Catalyse or sabotage?
Supporters of the British vote to leave the European Union (EU) have heralded recent economic indicators as vindication that Brexit will act to catalyse, not sabotage, the UK economy. Before June’s referendum, most economists warned that a Brexit vote would damage economic growth – an argument at the heart of the unsuccessful Remain campaign.
Only time will truly tell whether these fears will ultimately be manifested, but the signs so far are that fears of a full-blown crisis have abated – until now at least. The Prime Minister Theresa May has said she will trigger Article 50, which will begin the Brexit negotiations, before the end of March 2017. This withdrawal from the EU is the legal and political process whereby a member state of the EU exercises its right under the Treaty on European Union (TEU) to cease to be a member of the union.
The next part of the process should take no longer than two years, but the details have never been firmly established and are therefore still vague. While Article 50 is being implemented, the UK would still be bound by EU laws and in the free trade area of the EU ‘single market’, but with no involvement in internal EU discussions or decisions.
What’s fuelling the optimism?
Influential survey figures indicated a recovery in optimism among UK businesses and households.
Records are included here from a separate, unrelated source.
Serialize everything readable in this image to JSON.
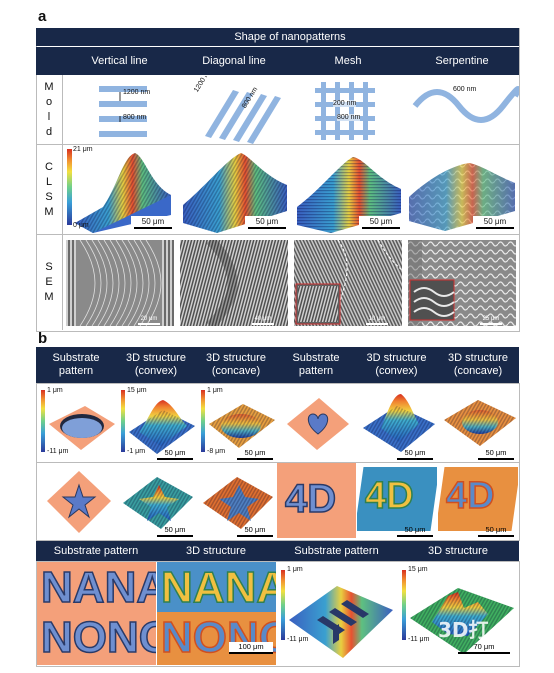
{
  "panel_a": {
    "letter": "a",
    "title": "Shape of nanopatterns",
    "columns": [
      "Vertical line",
      "Diagonal line",
      "Mesh",
      "Serpentine"
    ],
    "rows": [
      {
        "letters": [
          "M",
          "o",
          "l",
          "d"
        ]
      },
      {
        "letters": [
          "C",
          "L",
          "S",
          "M"
        ]
      },
      {
        "letters": [
          "S",
          "E",
          "M"
        ]
      }
    ],
    "mold_labels": {
      "vertical_top": "1200 nm",
      "vertical_bottom": "800 nm",
      "diagonal_1": "1200 nm",
      "diagonal_2": "800 nm",
      "mesh_1": "200 nm",
      "mesh_2": "800 nm",
      "serpentine": "600 nm"
    },
    "clsm_colorbar": {
      "max": "21 μm",
      "min": "0 μm"
    },
    "clsm_scalebars": [
      "50 μm",
      "50 μm",
      "50 μm",
      "50 μm"
    ],
    "sem_scalebars": [
      "20 μm",
      "40 μm",
      "10 μm",
      "25 μm"
    ]
  },
  "panel_b": {
    "letter": "b",
    "headers_row1": [
      "Substrate\npattern",
      "3D structure\n(convex)",
      "3D structure\n(concave)",
      "Substrate\npattern",
      "3D structure\n(convex)",
      "3D structure\n(concave)"
    ],
    "row1_colorbars": [
      {
        "max": "1 μm",
        "min": "-11 μm"
      },
      {
        "max": "15 μm",
        "min": "-1 μm"
      },
      {
        "max": "1 μm",
        "min": "-8 μm"
      }
    ],
    "row1_scalebars": [
      "50 μm",
      "50 μm",
      "50 μm",
      "50 μm"
    ],
    "row2_scalebars": [
      "50 μm",
      "50 μm",
      "50 μm",
      "50 μm"
    ],
    "row2_text": [
      "4D",
      "4D",
      "4D"
    ],
    "headers_row3": [
      "Substrate pattern",
      "3D structure",
      "Substrate pattern",
      "3D structure"
    ],
    "nana_letters": [
      "N",
      "A",
      "N",
      "A"
    ],
    "nono_letters": [
      "N",
      "O",
      "N",
      "O"
    ],
    "row3_colorbars": [
      {
        "max": "1 μm",
        "min": "-11 μm"
      },
      {
        "max": "15 μm",
        "min": "-11 μm"
      }
    ],
    "row3_scalebars": [
      "100 μm",
      "70 μm"
    ],
    "watermark": "3D打"
  },
  "colors": {
    "navy": "#182848",
    "salmon": "#f4a07a",
    "pattern_blue": "#7f9fd8",
    "mold_blue": "#90b4e0"
  }
}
The monthly Purchasing Managers’ Index figures, which track sentiment to reflect the economic outlook, rebounded after abrupt falls in July immediately following the referendum.
Moreover, official numbers showed UK retail sales were 1.4% higher in July than in June, and orders for manufacturing exports reached a two-year high in August according to a regular survey by the Confederation of British Industry.
The London stock market has also performed strongly since the sharp fall in share prices that immediately followed the referendum result.
Indeed, the benchmark FTSE 100 Index of the largest UK-listed companies rose 6.4% from 23 June (the day of the vote) to the end of August. The FTSE 250 Index, arguably a better bellwether for the UK economy as it comprises more domestic-focused smaller companies, is also up 3% over the same period.
The stock market is not the economy
The outlook for UK-listed companies, as reflected in their share prices, should not necessarily be conflated with that of the British economy. Many international companies based in the UK stand to benefit from a weaker pound – which has fallen considerably against the US dollar and the euro since the Brexit vote – as overseas revenues will be worth more when converted into pounds.
A weaker pound is mixed news
While the fall in the pound’s value should promote exports by making British goods and services cheaper to buyers overseas, it also makes imports more expensive. As well as reducing the purchasing power of British consumers and businesses, more costly imports could push up inflation.
The Bank of England’s active role
In August, the UK’s central bank cut interest rates (for the first time since 2009) to an all-time low of 0.25%. Lower interest rates can help the economy grow by making borrowing cheaper and so encouraging investment and expenditure. The Bank’s response to the Brexit vote, which also includes buying UK government and corporate bonds, was intended to prop up the economy during this period. The positive data may be largely attributable to its actions.